- England / India
- Dates: 28 June – 22 July 2025
- Captains: Nat Sciver-Brunt (1st & 2nd T20I) Tammy Beaumont (3rd, 4th & 5th T20I) / Harmanpreet Kaur

One Day International series
- Results: India won the 3-match series 2–1
- Most runs: Nat Sciver-Brunt (160) / Harmanpreet Kaur (126)
- Most wickets: Sophie Ecclestone (5) / Kranti Goud (9)
- Player of the series: Harmanpreet Kaur (Ind)

Twenty20 International series
- Results: India won the 5-match series 3–2
- Most runs: Sophia Dunkley (151) / Smriti Mandhana (221)
- Most wickets: Lauren Bell (6) / Shree Charani (10)
- Player of the series: Shree Charani (Ind)

= India women's cricket team in England in 2025 =

International cricket tour

The India women's cricket team toured England in June and July 2025 to play the England women's cricket team. The tour consisted of three One Day International (ODI) and five Twenty20 International (T20I) matches. In August 2024, the England and Wales Cricket Board (ECB) confirmed the fixtures for the tour, as a part of the 2025 home international season. The series ran alongside the men's series between England and India.

India won the first T20I by 97 runs with Smriti Mandhana scored maiden century in T20Is. The tourists won the second T20I comfortably 24 runs with Amanjot Kaur and Jemimah Rodrigues, both scoring 63 runs each and lead the series 2-0. The hosts won the third T20I by five runs in thriller to keep series alive. India won the fourth T20I by six wickets in a low scoring game and secured first ever T20I series victory over England. The hosts won the fifth and final T20I by five wickets in final ball thriller.

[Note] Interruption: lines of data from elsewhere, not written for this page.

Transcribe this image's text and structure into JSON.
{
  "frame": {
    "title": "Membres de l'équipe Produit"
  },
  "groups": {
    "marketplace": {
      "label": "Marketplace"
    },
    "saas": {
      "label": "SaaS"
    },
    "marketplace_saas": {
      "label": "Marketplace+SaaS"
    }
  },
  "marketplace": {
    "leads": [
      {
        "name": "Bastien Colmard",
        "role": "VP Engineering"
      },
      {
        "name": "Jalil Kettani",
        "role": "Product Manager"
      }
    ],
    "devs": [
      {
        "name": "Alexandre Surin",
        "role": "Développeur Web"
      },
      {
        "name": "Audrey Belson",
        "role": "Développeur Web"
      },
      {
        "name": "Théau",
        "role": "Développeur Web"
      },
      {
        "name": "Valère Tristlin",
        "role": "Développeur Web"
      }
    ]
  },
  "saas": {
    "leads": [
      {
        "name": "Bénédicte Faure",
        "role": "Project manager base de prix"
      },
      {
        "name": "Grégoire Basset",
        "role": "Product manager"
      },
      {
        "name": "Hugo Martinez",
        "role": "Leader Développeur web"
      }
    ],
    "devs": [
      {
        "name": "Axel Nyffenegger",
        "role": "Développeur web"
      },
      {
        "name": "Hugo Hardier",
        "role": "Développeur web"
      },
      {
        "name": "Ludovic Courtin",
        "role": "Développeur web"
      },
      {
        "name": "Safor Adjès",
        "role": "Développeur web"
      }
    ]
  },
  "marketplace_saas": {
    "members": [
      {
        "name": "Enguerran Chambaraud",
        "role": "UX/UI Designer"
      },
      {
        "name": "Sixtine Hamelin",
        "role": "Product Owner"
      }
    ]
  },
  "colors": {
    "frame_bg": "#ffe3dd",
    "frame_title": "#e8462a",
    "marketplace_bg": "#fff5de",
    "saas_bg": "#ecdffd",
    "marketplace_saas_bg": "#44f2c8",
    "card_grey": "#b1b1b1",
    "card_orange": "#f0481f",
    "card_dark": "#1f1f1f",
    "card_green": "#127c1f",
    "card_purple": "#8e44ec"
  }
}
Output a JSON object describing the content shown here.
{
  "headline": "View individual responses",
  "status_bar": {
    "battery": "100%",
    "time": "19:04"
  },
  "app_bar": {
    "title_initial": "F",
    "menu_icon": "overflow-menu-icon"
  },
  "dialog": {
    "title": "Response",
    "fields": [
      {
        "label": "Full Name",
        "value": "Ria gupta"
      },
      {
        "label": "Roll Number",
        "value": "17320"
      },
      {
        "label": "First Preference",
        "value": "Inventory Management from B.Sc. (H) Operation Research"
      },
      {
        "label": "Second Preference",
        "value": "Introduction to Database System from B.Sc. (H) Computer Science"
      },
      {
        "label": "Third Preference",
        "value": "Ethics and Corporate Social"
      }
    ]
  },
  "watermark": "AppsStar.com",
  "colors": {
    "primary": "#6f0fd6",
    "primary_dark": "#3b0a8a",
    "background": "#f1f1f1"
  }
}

India won the first ODI by four wickets with Deepti Sharma scored unbeaten 62 runs. The hosts won the rain-hit second game by eight wickets and level the series. The tourists won the third and last ODI by 13 runs with the captain Harmanpreet Kaur scored her 7th ODI century (102) and Kranti Goud took her maiden ODI five-wicket haul (6/52) and India won the series 2-1.

==Squads==

| England |  | India |  |
|---|---|---|---|
| ODIs | T20Is | ODIs | T20Is |
| Nat Sciver-Brunt (c); Emily Arlott; Tammy Beaumont; Lauren Bell; Maia Bouchier; Alice Capsey; Kate Cross; Alice Davidson-Richards; Charlie Dean; Sophia Dunkley; Sophie Ecclestone; Lauren Filer; Amy Jones; Emma Lamb; Linsey Smith; | Nat Sciver-Brunt (c); Emily Arlott; Tammy Beaumont; Lauren Bell; Maia Bouchier; Alice Capsey; Charlie Dean; Sophia Dunkley; Sophie Ecclestone; Lauren Filer; Amy Jones; Paige Scholfield; Linsey Smith; Issy Wong; Danni Wyatt-Hodge; | Harmanpreet Kaur (c); Smriti Mandhana (vc); Yastika Bhatia (wk); Shree Charani; Harleen Deol; Kranti Goud; Richa Ghosh (wk); Tejal Hasabnis; Amanjot Kaur; Sneh Rana; Pratika Rawal; Arundhati Reddy; Jemimah Rodrigues; Sayali Satghare; Deepti Sharma; Shuchi Upadhyay; Radha Yadav; | Harmanpreet Kaur (c); Smriti Mandhana (vc); Yastika Bhatia (wk); Shree Charani; Harleen Deol; Kranti Goud; Richa Ghosh (wk); Amanjot Kaur; Sneh Rana; Arundhati Reddy; Jemimah Rodrigues; Sayali Satghare; Deepti Sharma; Shuchi Upadhyay; Shafali Verma; Radha Yadav; |

On 12 June, Radha Yadav was added into the squad as a replacement for Shuchi Upadhyay who was ruled out due to a left shin injury. Smriti Mandhana captained the Indian side for the first T20I as Harmanpreet Kaur was ruled out due to a head injury faced during the warm-up match.

On 5 July, Nat Sciver-Brunt was ruled out of the remainder match of the T20I series due to a groin injury, with Maia Bouchier named her replacement. On 22 July, Alice Capsey was released from the ODI squad to her domestic team to play Women's One-Day Cup.